安倍元首相の銃撃事件で霞が関も騒然となった ©共同通信社

 奈良県警の鬼塚友章本部長(平成7年)は更迭される見通しだ。入庁以来、公安・警備畑を歩んできた鬼塚氏は、内閣情報調査室に勤務した時に情報官だった北村滋氏(昭和55年)に引き立てられ、北村氏が国家安全保障局長に抜擢されると同局へ転じた。

 キャリア警察官僚では珍しい九大出身。真面目で責任感が強く、庁内で「すでに辞表を書いたのではないか」と心中を察する声も出ている。

 そして中村格長官(61年)の辞任も不可避だ。検証チームの結果公表を受け、中村氏は責任をとる形で辞任するとみられる。

 中村氏は、民主党政権から安倍政権まで5年半、官房長官秘書官を務めた。特に、菅義偉氏の信頼が厚く、政権の不祥事の芽をいち早く察知して摘み取る「官邸ポリス」の象徴的存在だった。上昇志向や政治家への食い込みでアクの強い印象があるが、私生活では妻の観劇に付き合うなど、家族思いの一面もある。

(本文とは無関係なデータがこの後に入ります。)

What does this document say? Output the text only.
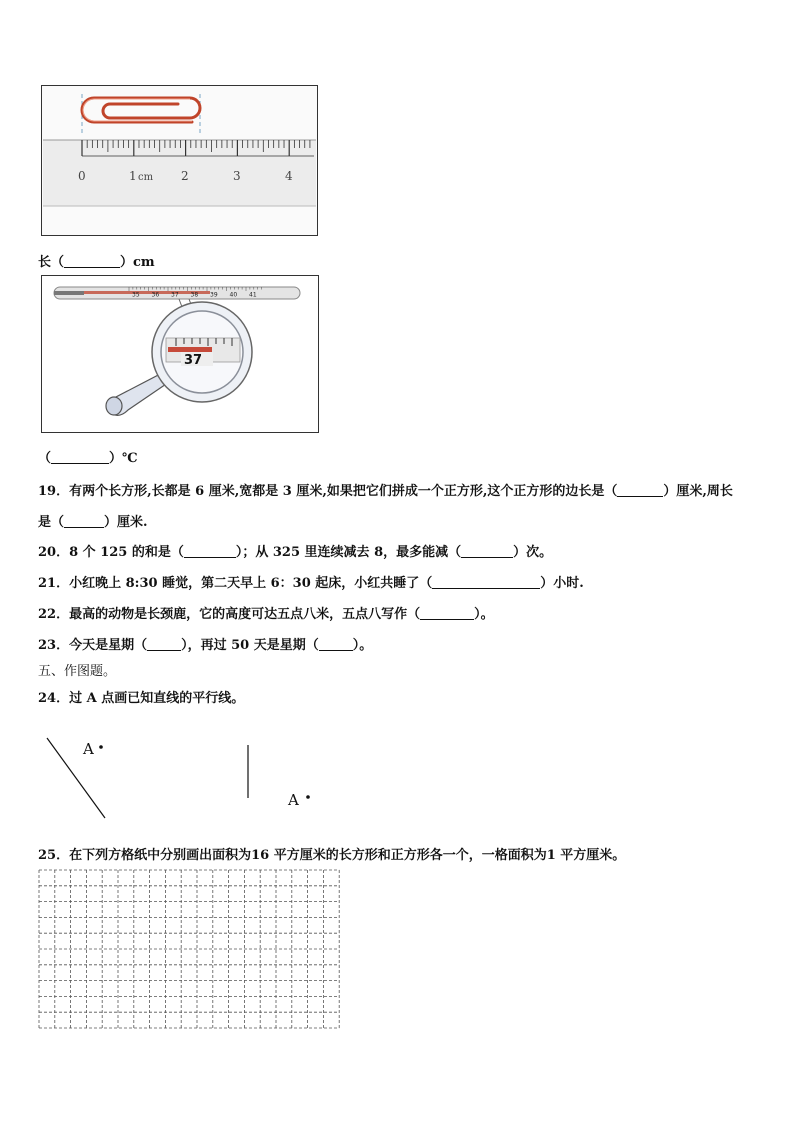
0	1 cm 2	3	4
长（	）cm
35 36 37 38 39 40 41
37
（	）℃
19．有两个长方形,长都是 6 厘米,宽都是 3 厘米,如果把它们拼成一个正方形,这个正方形的边长是（	）厘米,周长
是（	）厘米.
20．8 个 125 的和是（	）；从 325 里连续减去 8，最多能减（	）次。
21．小红晚上 8:30 睡觉，第二天早上 6：30 起床，小红共睡了（	）小时.
22．最高的动物是长颈鹿，它的高度可达五点八米，五点八写作（	）。
23．今天是星期（	），再过 50 天是星期（	）。
五、作图题。
24．过 A 点画已知直线的平行线。
A
A
25．在下列方格纸中分别画出面积为16 平方厘米的长方形和正方形各一个，一格面积为1 平方厘米。
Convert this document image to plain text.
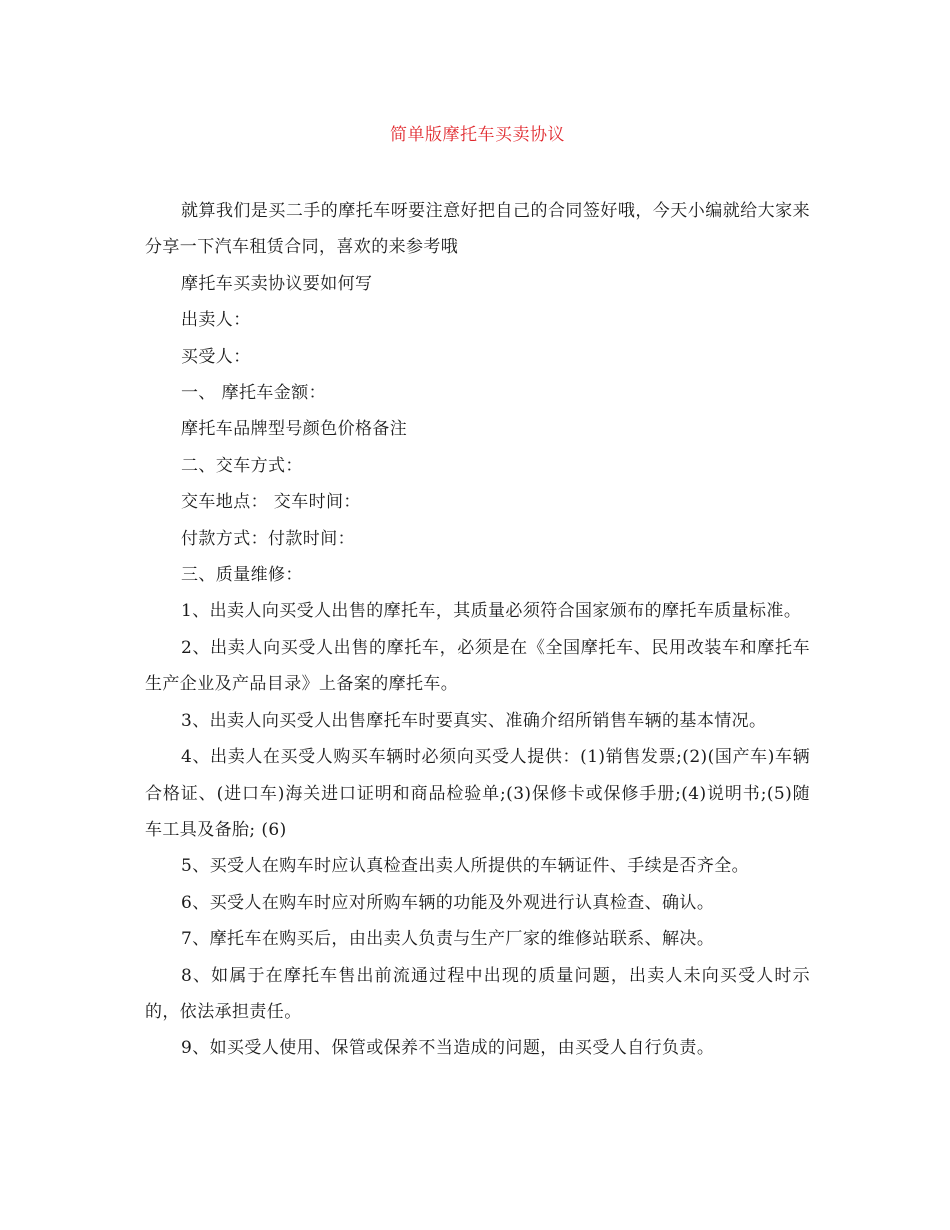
简单版摩托车买卖协议

就算我们是买二手的摩托车呀要注意好把自己的合同签好哦，今天小编就给大家来分享一下汽车租赁合同，喜欢的来参考哦

摩托车买卖协议要如何写

出卖人：

买受人：

一、 摩托车金额：

摩托车品牌型号颜色价格备注

二、交车方式：

交车地点： 交车时间：

付款方式：付款时间：

三、质量维修：

1、出卖人向买受人出售的摩托车，其质量必须符合国家颁布的摩托车质量标准。

2、出卖人向买受人出售的摩托车，必须是在《全国摩托车、民用改装车和摩托车生产企业及产品目录》上备案的摩托车。

3、出卖人向买受人出售摩托车时要真实、准确介绍所销售车辆的基本情况。

4、出卖人在买受人购买车辆时必须向买受人提供：(1)销售发票;(2)(国产车)车辆合格证、(进口车)海关进口证明和商品检验单;(3)保修卡或保修手册;(4)说明书;(5)随车工具及备胎; (6)

5、买受人在购车时应认真检查出卖人所提供的车辆证件、手续是否齐全。

6、买受人在购车时应对所购车辆的功能及外观进行认真检查、确认。

7、摩托车在购买后，由出卖人负责与生产厂家的维修站联系、解决。

8、如属于在摩托车售出前流通过程中出现的质量问题，出卖人未向买受人时示的，依法承担责任。

9、如买受人使用、保管或保养不当造成的问题，由买受人自行负责。
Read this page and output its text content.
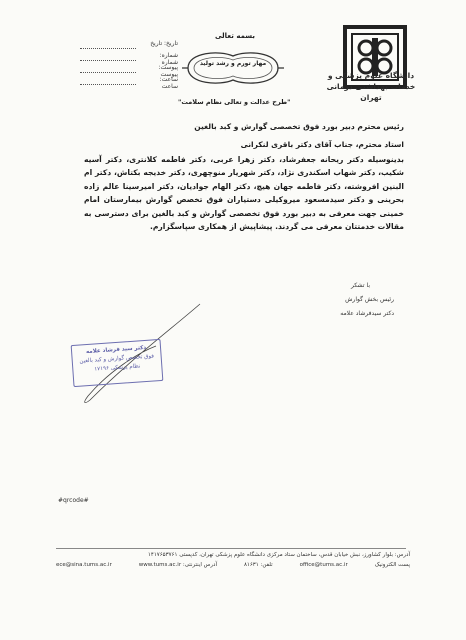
دانشگاه علوم پزشکی و خدمات بهداشتی درمانی تهران
بسمه تعالی
مهار تورم و رشد تولید
تاریخ: تاریخ
شماره: شماره
پیوست: پیوست
ساعت: ساعت
"طرح عدالت و تعالی نظام سلامت"
رئیس محترم دبیر بورد فوق تخصصی گوارش و کبد بالغین
استاد محترم، جناب آقای دکتر باقری لنکرانی
بدینوسیله دکتر ریحانه جعفرشاد، دکتر زهرا عربی، دکتر فاطمه کلانتری، دکتر آسیه شکیب، دکتر شهاب اسکندری نژاد، دکتر شهریار منوچهری، دکتر خدیجه بکتاش، دکتر ام البنین افروشته، دکتر فاطمه جهان هیچ، دکتر الهام جوادیان، دکتر امیرسینا عالم زاده بحرینی و دکتر سیدمسعود میروکیلی دستیاران فوق تخصص گوارش بیمارستان امام خمینی جهت معرفی به دبیر بورد فوق تخصصی گوارش و کبد بالغین برای دسترسی به مقالات خدمتتان معرفی می گردند. پیشاپیش از همکاری سپاسگزارم.
با تشکر
رئیس بخش گوارش
دکتر سیدفرشاد علامه
دکتر سید فرشاد علامه
فوق تخصص گوارش و کبد بالغین
نظام پزشکی ۱۷۱۹۶
#qrcode#
آدرس: بلوار کشاورز، نبش خیابان قدس، ساختمان ستاد مرکزی دانشگاه علوم پزشکی تهران، کدپستی ۱۴۱۷۶۵۳۷۶۱
ece@sina.tums.ac.ir	آدرس اینترنتی: www.tums.ac.ir	تلفن: ۸۱۶۳۱	office@tums.ac.ir	پست الکترونیک
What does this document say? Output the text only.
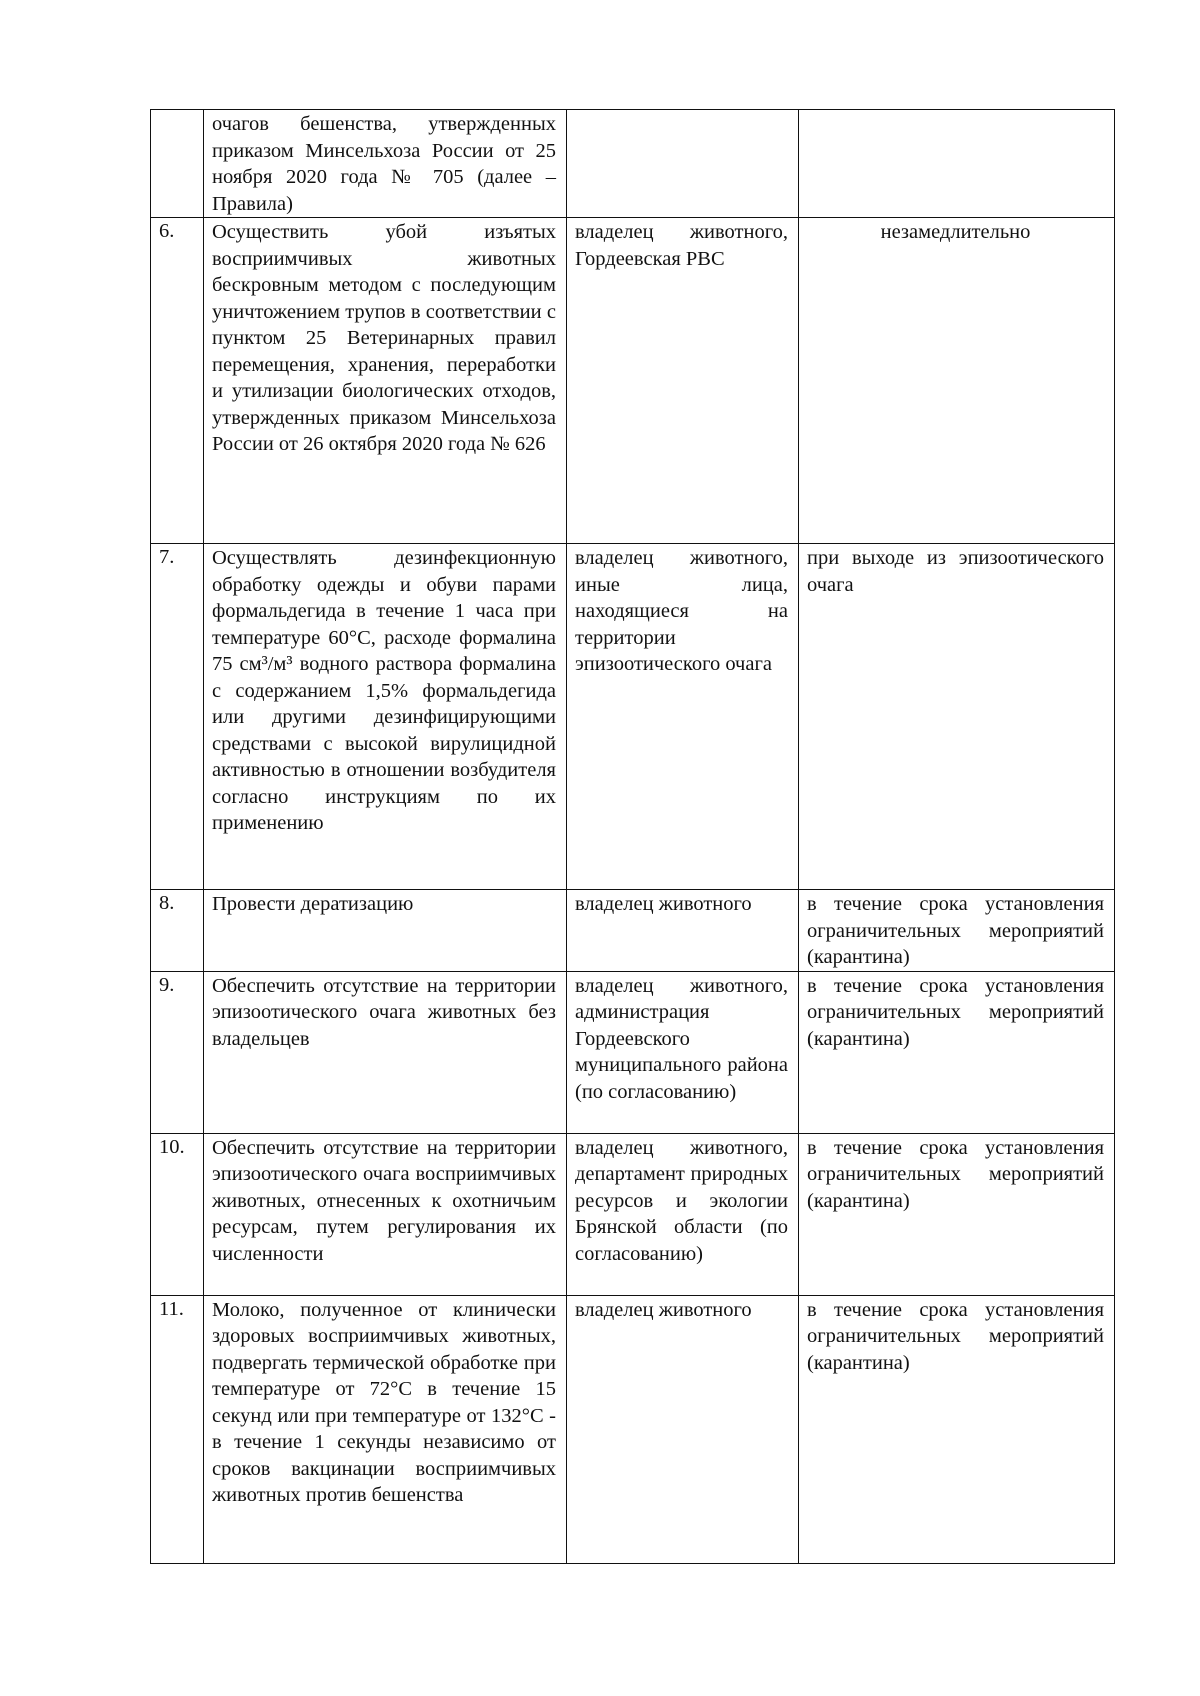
	очагов бешенства, утвержденных приказом Минсельхоза России от 25 ноября 2020 года № 705 (далее – Правила)		
6.	Осуществить убой изъятых восприимчивых животных бескровным методом с последующим уничтожением трупов в соответствии с пунктом 25 Ветеринарных правил перемещения, хранения, переработки и утилизации биологических отходов, утвержденных приказом Минсельхоза России от 26 октября 2020 года № 626	владелец животного, Гордеевская РВС	незамедлительно
7.	Осуществлять дезинфекционную обработку одежды и обуви парами формальдегида в течение 1 часа при температуре 60°С, расходе формалина 75 см³/м³ водного раствора формалина с содержанием 1,5% формальдегида или другими дезинфицирующими средствами с высокой вирулицидной активностью в отношении возбудителя согласно инструкциям по их применению	владелец животного, иные лица, находящиеся на территории эпизоотического очага	при выходе из эпизоотического очага
8.	Провести дератизацию	владелец животного	в течение срока установления ограничительных мероприятий (карантина)
9.	Обеспечить отсутствие на территории эпизоотического очага животных без владельцев	владелец животного, администрация Гордеевского муниципального района (по согласованию)	в течение срока установления ограничительных мероприятий (карантина)
10.	Обеспечить отсутствие на территории эпизоотического очага восприимчивых животных, отнесенных к охотничьим ресурсам, путем регулирования их численности	владелец животного, департамент природных ресурсов и экологии Брянской области (по согласованию)	в течение срока установления ограничительных мероприятий (карантина)
11.	Молоко, полученное от клинически здоровых восприимчивых животных, подвергать термической обработке при температуре от 72°С в течение 15 секунд или при температуре от 132°С - в течение 1 секунды независимо от сроков вакцинации восприимчивых животных против бешенства	владелец животного	в течение срока установления ограничительных мероприятий (карантина)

 また都道府県警本部長を経験しておらず、時に「現場を知らない」と批判されたこともあった。だが、現場警察官への心配りは忘れない。それもそのはず、中村氏の父親は福岡県警のたたき上げの刑事。休み返上で汚職・詐欺の犯人を追いかける父の背中を目にして育った。同僚との酒席では「警察を就職先として誇れる組織にしたい」と熱弁をふるい、官僚人生をかけて取り組んだ課題の一つが、警察官の待遇向上だった。